La porte de la cabine de Cat s'ouvrit soudainement, et un deuxième année, qui semblait être à la recherche d'un compartiment vide, fit : « Ah, pardon ! », avant de refermer aussitôt la porte avec bruit. Cat devint rouge comme une pivoine, et sentit une goutte de sueur couler sur sa tempe. Non mais ! Pourquoi avait-il dit « Ah, pardon ! » de cette façon ? Qu'est-ce qu'il allait s'imaginer ? Furieuse, Cat jeta un nouveau regard au professeur. Il était négligemment appuyé contre le mur de la fenêtre, et son visage était presque entièrement recouvert par sa cape. Sûrement dormait-il. Il ne fallait donc pas faire trop de bruit...
La portière de la cabine s'ouvrit à nouveau à la volée, claquant plus violemment que jamais.
- CAAAT !!! s'écria joyeusement une grande fille aux cheveux blonds ondulés et aux yeux bleus, en écartant les bras.
- Euh..., fit la nommée, d'un air bête, à moitié dégoûtée par tout le raffut que venait de faire sa copine.
- Mais qu'est-ce que tu fapriques ici ? continua la blonde.
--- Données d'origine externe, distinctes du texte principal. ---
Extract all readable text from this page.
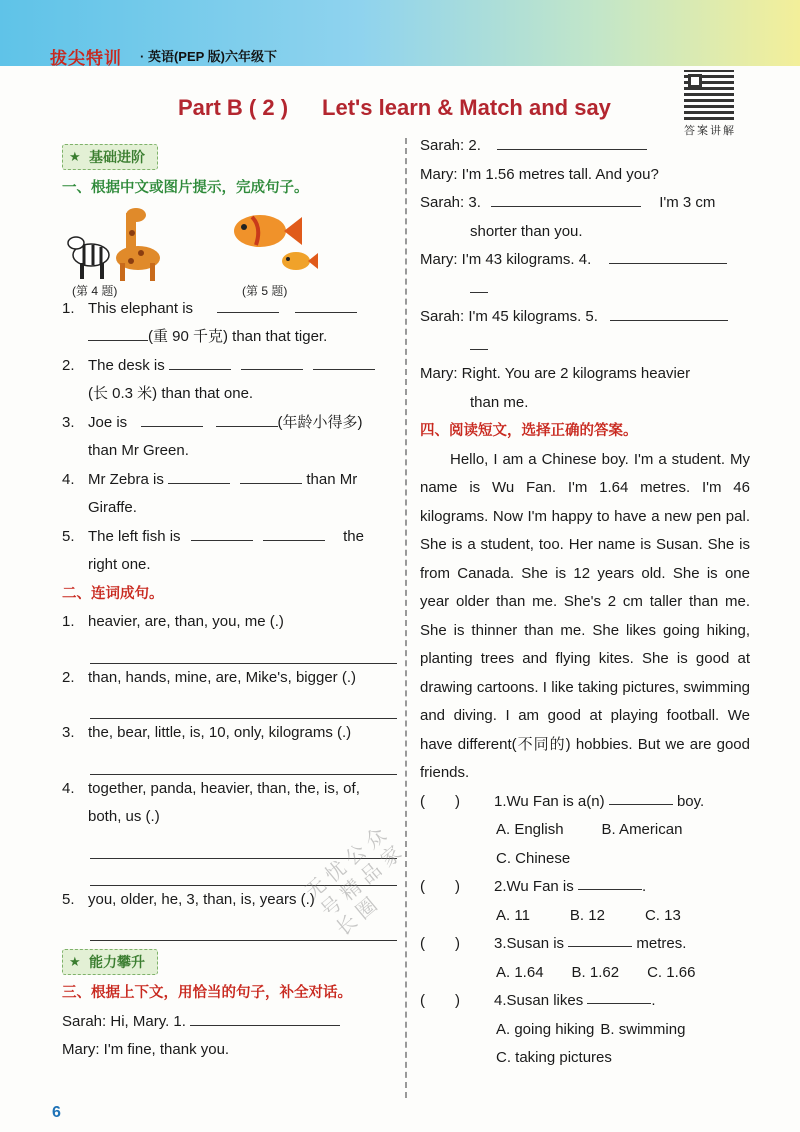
拔尖特训 · 英语(PEP 版)六年级下
答案讲解
Part B ( 2 ) Let's learn & Match and say
★ 基础进阶
一、根据中文或图片提示，完成句子。
(第 4 题)	(第 5 题)
1. This elephant is
(重 90 千克) than that tiger.
2. The desk is
(长 0.3 米) than that one.
3. Joe is	(年龄小得多)
than Mr Green.
4. Mr Zebra is	than Mr
Giraffe.
5. The left fish is	the
right one.
二、连词成句。
1. heavier, are, than, you, me (.)
2. than, hands, mine, are, Mike's, bigger (.)
3. the, bear, little, is, 10, only, kilograms (.)
4. together, panda, heavier, than, the, is, of, both, us (.)
5. you, older, he, 3, than, is, years (.)
★ 能力攀升
三、根据上下文，用恰当的句子，补全对话。
Sarah: Hi, Mary. 1.
Mary: I'm fine, thank you.
Sarah: 2.
Mary: I'm 1.56 metres tall. And you?
Sarah: 3.	I'm 3 cm
shorter than you.
Mary: I'm 43 kilograms. 4.
Sarah: I'm 45 kilograms. 5.
Mary: Right. You are 2 kilograms heavier
than me.
四、阅读短文，选择正确的答案。
Hello, I am a Chinese boy. I'm a student. My name is Wu Fan. I'm 1.64 metres. I'm 46 kilograms. Now I'm happy to have a new pen pal. She is a student, too. Her name is Susan. She is from Canada. She is 12 years old. She is one year older than me. She's 2 cm taller than me. She is thinner than me. She likes going hiking, planting trees and flying kites. She is good at drawing cartoons. I like taking pictures, swimming and diving. I am good at playing football. We have different(不同的) hobbies. But we are good friends.
(　　)	1. Wu Fan is a(n)

	boy.
A. English	B. American
C. Chinese
(　　)	2. Wu Fan is
	.
A. 11	B. 12	C. 13
(　　)	3. Susan is

	metres.
A. 1.64 B. 1.62 C. 1.66
(　　)	4. Susan likes
	.
A. going hiking B. swimming
C. taking pictures
无忧公众号精品家长圈
6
Ca fait une heure qu'on te cherche !
- Ben, je vous avais gardé une cabine...
- Ahrr ! Mais non ! Nous, on en a troufé une autre, un peu plus loin ! Allez, fiens, on est déchà toutes là-bas !
Légèrement déçue d'avoir réservé ce compartiment et attendu dedans pour rien, Cat se leva d'une manière presque forcée, prit son chaudron et sa panière, et se dirigea vers la porte, à la suite de son amie. Alors que celle-ci s'était déjà aventurée dans le couloir, la brunette, qui s'apprêtait à fermer la porte, se retourna une dernière fois vers le professeur Lupin.
- Euh..., commença-t-elle, d'une voix timide, s'apprêtant à lui dire au revoir, mais elle constata qu'il était définitivement plongé dans ses songes.